Godfrey Njogu v Republic [2005] KECA 170 (KLR)
Full Case Text
REPUBLIC OF KENYA
IN THE COURT OF APPEAL
AT MOMBASA
CORAM: OMOLO, GITHINJI & DEVERELL, JJ.A.
Criminal Appeal 243 of 2004
GODFREY NJOGU …………………………………….. APPELLANT
AND
REPUBLIC ……………………….………………….. RESPONDENT
JUDGMENT OF THE COURT
This is a second appeal from the decision of the superior court upholding the conviction by the Senior Principal Magistrate Joyce Manyasi of the appellant of the following offences: Robbery with violence contrary to section 296(2) of the Penal Code; possession of a firearm without a firearm certificate contrary to section 4(2) (a) as read with section 4(3) of the Firearms Act Cap.114; and possession of Ammunition without a firearms certificate contrary to section 4(1)(a) as read with section 4(3)(H) of the Firearms Act Cap. 114 of the Laws of Kenya.

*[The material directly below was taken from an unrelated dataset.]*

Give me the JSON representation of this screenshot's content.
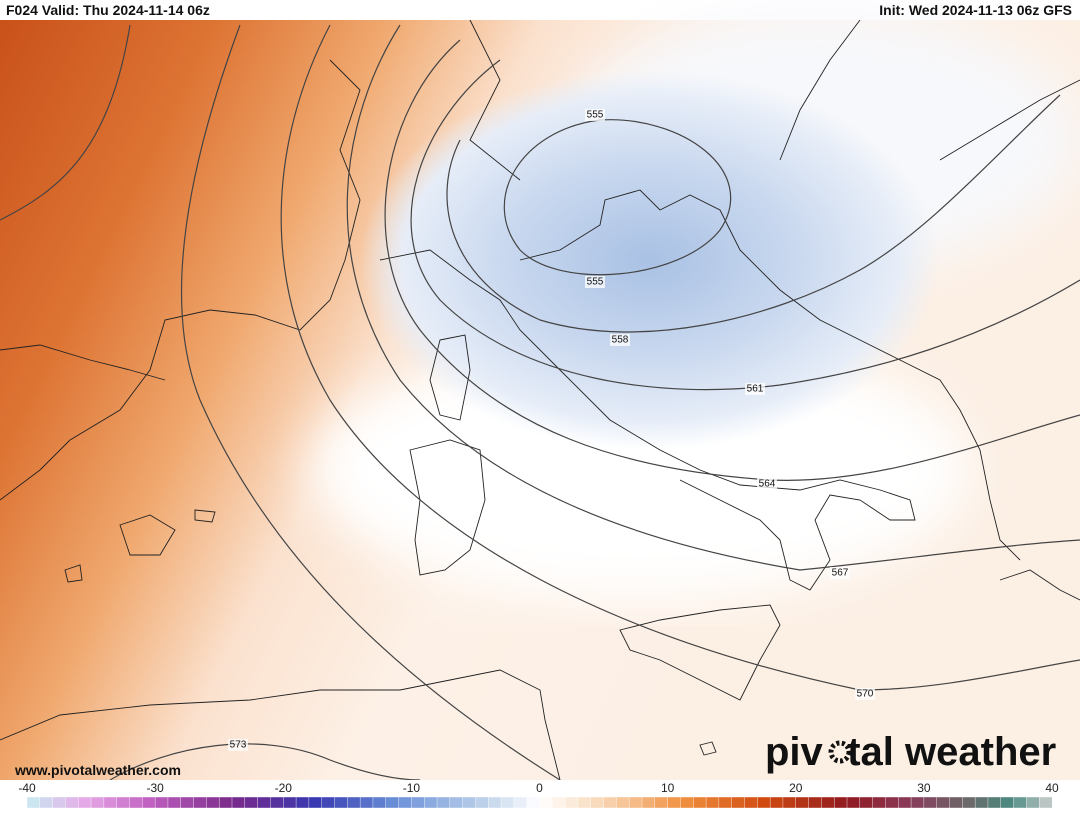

This being a second appeal this Court is bound by the concurrent findings of fact by the trial court and the superior court unless there is some legal reason why as a matter of law this Court should not be so bound.
In this case we have studied with care the judgment of both courts and have not found any misdirections or error in law by either court in their approach to their respective judgments.
We therefore accept that the appellant was indeed properly identified by PW1 as the man who had driven into PW1’s petrol station with two other persons and who had then produced a gun from an empty unga bag and approached the door of the complainant’s office.
The complainant pushed past the appellant and ran from the office towards the road. As he did so a shot was fired from behind him which fortunately did not hit him. All this happened in broad daylight at 8. 30 a.m. on 4th July, 2000.
The complainant was able to see the appellant at close quarter before he pushed past him and did pick the appellant out at the identification parade held on 12th July, 2000 after the Police had arrested the appellant on 7th July, 2000 as a result of information received.
When arrested the appellant was found to be in possession of a jua kali made gun and 3 rounds of 8. 62mm ammunition. The firearms examiner produced a report confirming that the gun was a firearm under the Firearms Act and that the ammunition was live.
The appellant did not produce a firearm certificate and at no stage offered any explanation as to how he came to be in possession of the firearm and ammunition.
We are satisfied that the superior court was right in its conclusion that the prosecution had established all the ingredients of each of the offences and proved the case against the appellant beyond reasonable doubt. The superior court did not find any flaw in the way the trial magistrate tried the case, and nor have we.
We therefore dismiss the appeal and confirm the conviction.
On sentence, the appellant was sentenced to death on the first count of robbery with violence. That is the only sentence allowed by law. But he was again sentenced to 10 years imprisonment on counts two and three, those sentences being ordered to run concurrently. The superior court confirmed all the sentences. We have said time and again that where an accused person has been sentenced to death, there is no reason for imposing other sentences on him. It would be unjust, in this case for the appellant to first serve the sentence of ten years imprisonment and to be hanged thereafter. As we have repeatedly said in a situation like this the only course open to the court imposing the sentences is to leave the other sentences in abeyance. Accordingly we order that the prison sentences imposed on counts two and three shall be held in abeyance and not served by the appellant.
Dated and delivered at Mombasa this 29th day of July, 2005.
R. S. C. OMOLO
……………………….
JUDGE OF APPEAL
E. M. GITHINJI
………………………..
JUDGE OF APPEAL
W. S. DEVERELL
……………………….
JUDGE OF APPEAL
I certify that this is a true copy of the original.